If there's an error, I still get the error message. But only Html.ValidationSummary()) displays list of error on top of the page. But the texbox is not highlighted anymore and the Html.ValidateMessageFor() doesn't display anything at all.

Is there anything I can do to fix that?

Thanks for helping.

+1  A: 

After over 2 days without any answer, I suspected that I didn't ask this question the right way. So, I asked differntly and got an answer. I'll then answer myself this question in case someone have the same problem.

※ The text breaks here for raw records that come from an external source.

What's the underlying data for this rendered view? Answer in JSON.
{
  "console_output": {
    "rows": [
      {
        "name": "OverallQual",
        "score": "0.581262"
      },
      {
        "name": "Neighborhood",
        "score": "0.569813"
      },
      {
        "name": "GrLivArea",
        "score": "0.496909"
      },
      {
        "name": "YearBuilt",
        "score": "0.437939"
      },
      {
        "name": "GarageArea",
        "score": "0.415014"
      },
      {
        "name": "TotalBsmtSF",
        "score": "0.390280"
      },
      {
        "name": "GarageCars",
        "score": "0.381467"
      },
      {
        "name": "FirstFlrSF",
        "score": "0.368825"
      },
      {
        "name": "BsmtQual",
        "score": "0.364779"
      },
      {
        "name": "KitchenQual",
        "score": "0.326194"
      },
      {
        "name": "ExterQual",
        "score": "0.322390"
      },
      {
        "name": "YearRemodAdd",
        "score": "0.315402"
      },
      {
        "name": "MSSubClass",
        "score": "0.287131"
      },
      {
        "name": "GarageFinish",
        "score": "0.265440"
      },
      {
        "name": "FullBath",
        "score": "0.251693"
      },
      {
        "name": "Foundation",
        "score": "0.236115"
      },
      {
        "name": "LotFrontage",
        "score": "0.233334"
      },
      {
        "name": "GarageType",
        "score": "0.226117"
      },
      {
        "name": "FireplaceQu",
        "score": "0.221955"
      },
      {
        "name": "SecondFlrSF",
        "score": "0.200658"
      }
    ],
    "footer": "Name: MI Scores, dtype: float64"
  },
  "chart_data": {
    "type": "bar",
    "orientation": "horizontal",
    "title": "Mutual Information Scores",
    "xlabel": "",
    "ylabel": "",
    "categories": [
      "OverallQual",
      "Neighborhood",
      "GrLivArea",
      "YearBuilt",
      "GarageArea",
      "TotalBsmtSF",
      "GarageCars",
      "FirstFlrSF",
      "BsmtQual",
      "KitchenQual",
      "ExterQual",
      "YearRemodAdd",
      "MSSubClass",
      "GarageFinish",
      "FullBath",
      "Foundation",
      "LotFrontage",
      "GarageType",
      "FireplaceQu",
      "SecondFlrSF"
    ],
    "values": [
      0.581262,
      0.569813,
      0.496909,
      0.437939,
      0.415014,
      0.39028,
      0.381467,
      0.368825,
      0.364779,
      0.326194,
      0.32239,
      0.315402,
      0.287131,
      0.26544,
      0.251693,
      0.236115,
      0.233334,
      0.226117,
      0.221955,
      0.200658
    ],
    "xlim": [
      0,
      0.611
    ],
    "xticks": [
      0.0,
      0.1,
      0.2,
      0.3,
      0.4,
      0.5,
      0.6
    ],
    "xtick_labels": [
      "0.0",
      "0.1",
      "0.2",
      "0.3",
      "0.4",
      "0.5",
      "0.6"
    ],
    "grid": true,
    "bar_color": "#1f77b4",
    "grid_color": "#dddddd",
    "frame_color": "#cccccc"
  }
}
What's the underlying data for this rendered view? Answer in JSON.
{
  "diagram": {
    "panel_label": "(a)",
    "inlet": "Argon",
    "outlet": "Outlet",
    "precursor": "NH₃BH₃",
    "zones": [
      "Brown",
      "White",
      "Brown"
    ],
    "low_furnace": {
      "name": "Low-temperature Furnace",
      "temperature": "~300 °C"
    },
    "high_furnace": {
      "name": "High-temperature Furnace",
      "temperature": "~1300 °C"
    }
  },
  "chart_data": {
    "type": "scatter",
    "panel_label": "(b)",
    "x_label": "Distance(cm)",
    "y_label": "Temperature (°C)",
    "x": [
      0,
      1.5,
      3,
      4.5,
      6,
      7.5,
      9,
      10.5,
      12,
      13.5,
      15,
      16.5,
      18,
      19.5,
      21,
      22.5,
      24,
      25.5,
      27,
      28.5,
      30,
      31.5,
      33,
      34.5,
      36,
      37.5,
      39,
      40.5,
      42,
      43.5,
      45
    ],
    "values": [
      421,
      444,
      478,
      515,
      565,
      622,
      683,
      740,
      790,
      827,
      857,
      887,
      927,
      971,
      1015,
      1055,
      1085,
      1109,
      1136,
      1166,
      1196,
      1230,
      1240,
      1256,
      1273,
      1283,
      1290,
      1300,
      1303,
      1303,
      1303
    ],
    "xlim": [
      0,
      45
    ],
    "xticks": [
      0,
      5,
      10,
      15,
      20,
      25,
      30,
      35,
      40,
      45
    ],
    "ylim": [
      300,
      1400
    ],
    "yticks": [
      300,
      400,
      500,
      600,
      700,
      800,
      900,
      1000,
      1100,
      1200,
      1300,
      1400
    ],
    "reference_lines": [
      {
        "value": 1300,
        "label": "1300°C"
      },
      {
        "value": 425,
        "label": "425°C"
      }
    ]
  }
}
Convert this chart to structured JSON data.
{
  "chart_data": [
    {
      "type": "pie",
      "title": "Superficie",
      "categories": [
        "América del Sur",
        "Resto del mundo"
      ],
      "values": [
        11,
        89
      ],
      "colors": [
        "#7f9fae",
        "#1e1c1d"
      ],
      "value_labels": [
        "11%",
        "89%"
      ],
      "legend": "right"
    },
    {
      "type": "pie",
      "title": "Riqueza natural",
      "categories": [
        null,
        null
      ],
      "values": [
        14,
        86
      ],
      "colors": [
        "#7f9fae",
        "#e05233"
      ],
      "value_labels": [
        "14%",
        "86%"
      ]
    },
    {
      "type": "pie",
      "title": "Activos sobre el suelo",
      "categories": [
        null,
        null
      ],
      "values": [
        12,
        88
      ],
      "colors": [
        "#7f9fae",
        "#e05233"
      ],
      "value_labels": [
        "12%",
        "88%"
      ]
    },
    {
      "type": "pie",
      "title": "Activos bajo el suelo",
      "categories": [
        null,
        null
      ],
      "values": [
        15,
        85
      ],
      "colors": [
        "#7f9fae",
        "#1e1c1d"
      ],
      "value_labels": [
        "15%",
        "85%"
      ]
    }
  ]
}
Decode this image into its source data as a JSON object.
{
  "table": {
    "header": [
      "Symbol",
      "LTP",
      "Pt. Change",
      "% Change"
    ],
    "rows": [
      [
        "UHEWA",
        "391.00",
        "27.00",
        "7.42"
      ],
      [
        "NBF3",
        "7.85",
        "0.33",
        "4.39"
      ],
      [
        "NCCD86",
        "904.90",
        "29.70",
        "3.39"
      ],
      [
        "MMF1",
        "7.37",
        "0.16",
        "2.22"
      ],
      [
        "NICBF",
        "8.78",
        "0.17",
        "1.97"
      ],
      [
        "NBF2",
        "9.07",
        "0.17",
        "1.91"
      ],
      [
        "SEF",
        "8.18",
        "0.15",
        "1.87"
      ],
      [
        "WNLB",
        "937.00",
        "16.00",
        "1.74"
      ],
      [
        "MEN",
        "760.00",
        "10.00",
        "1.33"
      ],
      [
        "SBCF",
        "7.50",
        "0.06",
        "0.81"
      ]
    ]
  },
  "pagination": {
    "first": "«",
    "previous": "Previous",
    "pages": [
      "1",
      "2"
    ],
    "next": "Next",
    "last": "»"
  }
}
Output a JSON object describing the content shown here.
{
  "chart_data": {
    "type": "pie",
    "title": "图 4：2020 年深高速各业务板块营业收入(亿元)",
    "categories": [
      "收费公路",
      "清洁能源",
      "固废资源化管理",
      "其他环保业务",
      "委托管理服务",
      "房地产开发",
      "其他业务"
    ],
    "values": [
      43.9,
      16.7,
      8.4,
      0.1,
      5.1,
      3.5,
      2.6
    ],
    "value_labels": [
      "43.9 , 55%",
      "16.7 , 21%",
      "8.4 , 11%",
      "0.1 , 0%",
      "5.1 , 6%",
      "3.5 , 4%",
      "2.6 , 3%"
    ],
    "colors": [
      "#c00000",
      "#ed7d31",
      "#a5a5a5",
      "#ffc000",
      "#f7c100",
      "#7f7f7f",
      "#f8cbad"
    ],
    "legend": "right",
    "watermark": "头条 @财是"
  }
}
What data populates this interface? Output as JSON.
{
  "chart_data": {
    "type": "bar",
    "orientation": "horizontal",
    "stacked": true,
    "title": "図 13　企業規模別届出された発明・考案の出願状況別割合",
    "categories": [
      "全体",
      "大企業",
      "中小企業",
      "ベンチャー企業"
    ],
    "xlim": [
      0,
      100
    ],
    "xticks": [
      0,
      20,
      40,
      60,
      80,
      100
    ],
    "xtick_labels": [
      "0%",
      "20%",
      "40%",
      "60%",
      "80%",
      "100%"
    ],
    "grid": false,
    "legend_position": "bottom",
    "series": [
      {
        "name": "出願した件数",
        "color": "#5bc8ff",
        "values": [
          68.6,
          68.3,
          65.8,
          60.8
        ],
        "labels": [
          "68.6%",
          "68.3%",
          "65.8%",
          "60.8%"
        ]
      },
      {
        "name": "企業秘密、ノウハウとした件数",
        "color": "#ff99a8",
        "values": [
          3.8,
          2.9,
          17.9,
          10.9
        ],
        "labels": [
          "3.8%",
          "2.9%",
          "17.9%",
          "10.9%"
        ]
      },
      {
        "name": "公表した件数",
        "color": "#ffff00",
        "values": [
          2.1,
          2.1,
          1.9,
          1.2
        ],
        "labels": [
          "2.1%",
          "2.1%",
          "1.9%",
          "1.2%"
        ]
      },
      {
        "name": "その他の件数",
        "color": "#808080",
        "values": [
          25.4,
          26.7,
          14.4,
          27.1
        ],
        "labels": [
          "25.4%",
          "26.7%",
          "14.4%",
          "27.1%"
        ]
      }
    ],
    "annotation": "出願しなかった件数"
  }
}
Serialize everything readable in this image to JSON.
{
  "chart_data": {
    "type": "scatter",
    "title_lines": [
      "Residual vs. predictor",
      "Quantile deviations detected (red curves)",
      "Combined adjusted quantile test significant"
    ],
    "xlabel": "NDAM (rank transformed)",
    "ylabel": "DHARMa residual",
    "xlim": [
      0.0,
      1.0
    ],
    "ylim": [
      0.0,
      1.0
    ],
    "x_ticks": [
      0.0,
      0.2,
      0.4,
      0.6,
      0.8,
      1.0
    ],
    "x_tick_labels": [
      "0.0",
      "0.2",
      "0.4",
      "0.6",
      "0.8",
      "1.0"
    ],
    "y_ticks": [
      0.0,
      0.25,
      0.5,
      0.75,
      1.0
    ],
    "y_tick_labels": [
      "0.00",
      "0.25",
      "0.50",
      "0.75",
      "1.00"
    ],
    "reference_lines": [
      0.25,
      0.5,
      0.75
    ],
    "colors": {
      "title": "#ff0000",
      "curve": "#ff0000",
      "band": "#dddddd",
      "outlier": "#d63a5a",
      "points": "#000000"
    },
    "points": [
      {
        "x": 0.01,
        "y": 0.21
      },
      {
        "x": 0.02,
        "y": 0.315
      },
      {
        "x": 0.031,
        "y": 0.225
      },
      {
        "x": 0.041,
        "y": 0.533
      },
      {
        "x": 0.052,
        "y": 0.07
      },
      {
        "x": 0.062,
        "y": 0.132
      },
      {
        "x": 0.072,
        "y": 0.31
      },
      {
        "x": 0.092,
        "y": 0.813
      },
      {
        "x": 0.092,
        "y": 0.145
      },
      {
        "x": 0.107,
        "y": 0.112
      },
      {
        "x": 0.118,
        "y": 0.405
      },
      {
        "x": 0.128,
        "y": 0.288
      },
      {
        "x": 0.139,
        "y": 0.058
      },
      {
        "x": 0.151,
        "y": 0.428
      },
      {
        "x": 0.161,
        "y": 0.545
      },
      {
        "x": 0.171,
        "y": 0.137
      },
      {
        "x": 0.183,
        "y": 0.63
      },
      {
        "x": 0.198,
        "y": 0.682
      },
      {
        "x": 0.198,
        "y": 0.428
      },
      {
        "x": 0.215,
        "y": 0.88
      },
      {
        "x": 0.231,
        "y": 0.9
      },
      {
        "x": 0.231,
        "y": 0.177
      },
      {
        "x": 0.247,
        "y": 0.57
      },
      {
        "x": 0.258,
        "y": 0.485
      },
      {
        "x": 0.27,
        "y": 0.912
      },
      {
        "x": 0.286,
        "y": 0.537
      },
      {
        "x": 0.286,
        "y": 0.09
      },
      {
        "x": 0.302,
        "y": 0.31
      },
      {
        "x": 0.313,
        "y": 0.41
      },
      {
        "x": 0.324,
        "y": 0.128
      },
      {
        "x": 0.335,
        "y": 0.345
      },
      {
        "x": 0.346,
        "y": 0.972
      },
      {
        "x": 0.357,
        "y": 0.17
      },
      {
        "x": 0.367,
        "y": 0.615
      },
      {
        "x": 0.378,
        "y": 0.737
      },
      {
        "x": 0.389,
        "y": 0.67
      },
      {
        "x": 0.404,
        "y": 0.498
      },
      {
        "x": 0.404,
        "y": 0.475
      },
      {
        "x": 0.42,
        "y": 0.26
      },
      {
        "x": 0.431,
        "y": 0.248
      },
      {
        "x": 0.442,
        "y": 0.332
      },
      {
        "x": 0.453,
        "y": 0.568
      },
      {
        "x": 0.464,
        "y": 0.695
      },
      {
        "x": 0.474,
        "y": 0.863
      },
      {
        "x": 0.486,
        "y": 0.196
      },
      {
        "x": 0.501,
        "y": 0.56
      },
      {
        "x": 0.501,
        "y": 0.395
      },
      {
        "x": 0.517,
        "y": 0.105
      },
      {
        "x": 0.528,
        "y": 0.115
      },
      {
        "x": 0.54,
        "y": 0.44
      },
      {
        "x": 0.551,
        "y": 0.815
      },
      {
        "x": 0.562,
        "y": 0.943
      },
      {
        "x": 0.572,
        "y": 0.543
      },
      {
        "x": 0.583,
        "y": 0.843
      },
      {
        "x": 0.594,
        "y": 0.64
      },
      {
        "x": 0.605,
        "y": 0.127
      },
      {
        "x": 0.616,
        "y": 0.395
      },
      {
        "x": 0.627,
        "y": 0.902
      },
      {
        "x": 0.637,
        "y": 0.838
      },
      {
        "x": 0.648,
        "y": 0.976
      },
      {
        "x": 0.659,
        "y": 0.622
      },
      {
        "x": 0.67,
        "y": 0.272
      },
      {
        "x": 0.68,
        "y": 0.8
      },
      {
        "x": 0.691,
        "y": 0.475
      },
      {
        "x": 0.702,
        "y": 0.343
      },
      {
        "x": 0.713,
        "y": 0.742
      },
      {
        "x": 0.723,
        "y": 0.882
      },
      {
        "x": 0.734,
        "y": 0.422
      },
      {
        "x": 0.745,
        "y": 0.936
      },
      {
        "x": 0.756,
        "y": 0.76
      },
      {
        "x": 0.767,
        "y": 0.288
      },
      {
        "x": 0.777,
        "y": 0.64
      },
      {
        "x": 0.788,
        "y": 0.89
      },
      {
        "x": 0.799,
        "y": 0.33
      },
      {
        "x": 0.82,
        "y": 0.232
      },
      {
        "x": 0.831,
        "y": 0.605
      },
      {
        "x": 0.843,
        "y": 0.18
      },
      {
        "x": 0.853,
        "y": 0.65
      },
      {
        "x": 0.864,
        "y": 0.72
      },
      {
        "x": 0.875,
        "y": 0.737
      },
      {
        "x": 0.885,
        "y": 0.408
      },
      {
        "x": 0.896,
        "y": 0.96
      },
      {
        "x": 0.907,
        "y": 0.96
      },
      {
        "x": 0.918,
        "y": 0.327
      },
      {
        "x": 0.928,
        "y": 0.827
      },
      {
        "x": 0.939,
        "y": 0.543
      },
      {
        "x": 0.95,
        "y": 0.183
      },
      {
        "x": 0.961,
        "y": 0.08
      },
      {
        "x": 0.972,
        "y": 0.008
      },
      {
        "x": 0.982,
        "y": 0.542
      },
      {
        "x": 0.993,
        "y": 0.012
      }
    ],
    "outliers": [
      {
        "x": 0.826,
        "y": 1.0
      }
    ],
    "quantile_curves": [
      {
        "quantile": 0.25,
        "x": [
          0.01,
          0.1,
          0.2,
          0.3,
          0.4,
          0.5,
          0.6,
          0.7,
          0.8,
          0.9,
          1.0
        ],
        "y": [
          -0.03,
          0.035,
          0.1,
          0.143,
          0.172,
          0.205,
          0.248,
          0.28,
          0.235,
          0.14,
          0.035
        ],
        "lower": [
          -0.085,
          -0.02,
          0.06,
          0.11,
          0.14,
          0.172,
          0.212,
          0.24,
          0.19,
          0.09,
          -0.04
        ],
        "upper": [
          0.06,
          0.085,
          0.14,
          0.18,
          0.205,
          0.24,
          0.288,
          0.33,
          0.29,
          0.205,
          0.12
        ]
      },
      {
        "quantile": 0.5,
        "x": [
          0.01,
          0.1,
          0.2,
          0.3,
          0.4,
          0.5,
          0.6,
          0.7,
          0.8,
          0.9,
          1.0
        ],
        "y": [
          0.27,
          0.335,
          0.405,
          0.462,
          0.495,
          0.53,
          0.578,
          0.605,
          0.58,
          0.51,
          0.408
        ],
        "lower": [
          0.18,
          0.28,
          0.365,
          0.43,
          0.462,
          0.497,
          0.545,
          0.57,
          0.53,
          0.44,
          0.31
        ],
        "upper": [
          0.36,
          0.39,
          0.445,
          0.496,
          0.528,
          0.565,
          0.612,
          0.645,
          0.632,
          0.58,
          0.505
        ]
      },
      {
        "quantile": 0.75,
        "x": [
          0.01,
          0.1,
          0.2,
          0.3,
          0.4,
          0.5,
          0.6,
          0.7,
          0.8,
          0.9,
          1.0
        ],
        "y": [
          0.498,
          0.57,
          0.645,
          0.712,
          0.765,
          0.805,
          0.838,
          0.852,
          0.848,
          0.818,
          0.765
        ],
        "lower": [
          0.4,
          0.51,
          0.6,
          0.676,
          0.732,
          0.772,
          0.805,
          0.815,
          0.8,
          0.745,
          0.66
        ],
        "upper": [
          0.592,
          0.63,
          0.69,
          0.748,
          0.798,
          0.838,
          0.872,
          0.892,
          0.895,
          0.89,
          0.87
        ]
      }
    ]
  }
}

The whole thing was about not prefixing keys when the model is a composite one. For instance, in my case:

public class FormViewModel
{
  public OrganizationData organizationData { get; set; }
}

And OrganizationData is defined by

public class OrganizationData
{
  public string OrganizationName { get; set; }
}

So I should have done this

if(string.NullOrEmpty(formViewModel.organizationData.OrganizationName))
   ModelState.AddModelError("organizationData.OrganizationName", "Name can't be empty")

But, I omitted the prefix organizationData and rather did

ModelState.AddModelError("OrganizationName", "Name can't be empty")

On the view, the Html helper will check the ModelState to know if there is error associate to his key. So, if that's the cae, it highlights itself. In that case, organizationData.OrganizationName and OrganizationName are different. So the textbox doesn't highlight itself.

One more thing. I didn't experience the same with TryUpdateModel() because, not only it uses AddModelError() internally, but also uses an algorithm that can figure out the right key.

I guess I got the lesson. I was able to solve some other pending problem just by knowing this mechanism.

Thanks to Darin Dimitrov and Ian Galloway.